Covid-19:"Infelizmente o Alto Minho está pintado a preto"

Uma celebração do Natal com "normalidade", principalmente nas zonas rurais, relaxamento no comportamento cívico de prevenção à covid-19 e surtos em lares são os principais fatores apontados por autarcas do Alto Minho para explicar os elevados níveis de contágio que assolam aquele território.

À exceção de Monção e Viana do Castelo, os restantes oito concelhos da região duplicaram o limite dos 960 casos por 100 mil habitantes. Uma mancha que se estende de Paredes de Coura (3386 casos por 100 mil habitantes) a Arcos de Valdevez (2843), Caminha (3136), Melgaço (3706), Ponte da Barca (2924), Valença (1926), Vila Nova de Cerveira (2424) e Ponte de Lima (2350).

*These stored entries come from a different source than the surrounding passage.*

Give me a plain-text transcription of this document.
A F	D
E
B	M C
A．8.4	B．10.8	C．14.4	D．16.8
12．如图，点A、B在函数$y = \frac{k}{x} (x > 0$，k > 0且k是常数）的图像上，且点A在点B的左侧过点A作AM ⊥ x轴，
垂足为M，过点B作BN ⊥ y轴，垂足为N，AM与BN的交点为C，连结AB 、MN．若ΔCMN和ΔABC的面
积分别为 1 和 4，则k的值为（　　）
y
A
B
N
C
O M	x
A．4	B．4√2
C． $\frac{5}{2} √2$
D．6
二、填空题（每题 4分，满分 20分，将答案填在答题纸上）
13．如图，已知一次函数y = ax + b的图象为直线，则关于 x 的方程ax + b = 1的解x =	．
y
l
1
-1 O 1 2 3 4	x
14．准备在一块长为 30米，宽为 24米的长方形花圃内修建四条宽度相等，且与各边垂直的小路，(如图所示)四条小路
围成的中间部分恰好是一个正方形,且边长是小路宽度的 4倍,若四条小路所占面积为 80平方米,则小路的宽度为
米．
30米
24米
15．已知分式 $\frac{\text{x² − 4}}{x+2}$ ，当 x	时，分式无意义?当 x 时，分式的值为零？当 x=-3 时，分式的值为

"Isto não está para parar tão depressa. Embora pareça agora que as pessoas não se encontram muito, de certeza que se encontram por certos sítios, e é isso que infeta uns e outros", considerou Manuel Pinto, de 73 anos, habitante de S. Martinho da Gandra, Ponte de Lima, que ontem circulava na sede de concelho.

Muita gente sem cuidado

Dois amigos reformados, José Magalhães e António Cerqueira, de 76 e 78 anos, andavam ontem de manhã a fazer "um passeio higiénico" pela vila. Não eram os únicos. "Há muita gente que não tem cuidado. Andam sem máscara. Outros andam com a máscara para não apanhar o vírus na pera [no queixo] ou no braço", comentou José, referindo: "Nós temos o máximo cuidado. Já temos uma idade avançada". E António completou: "Muitos facilitam. Pensam que [a covid-19] só dá aos outros, mas não. Também chega a nós".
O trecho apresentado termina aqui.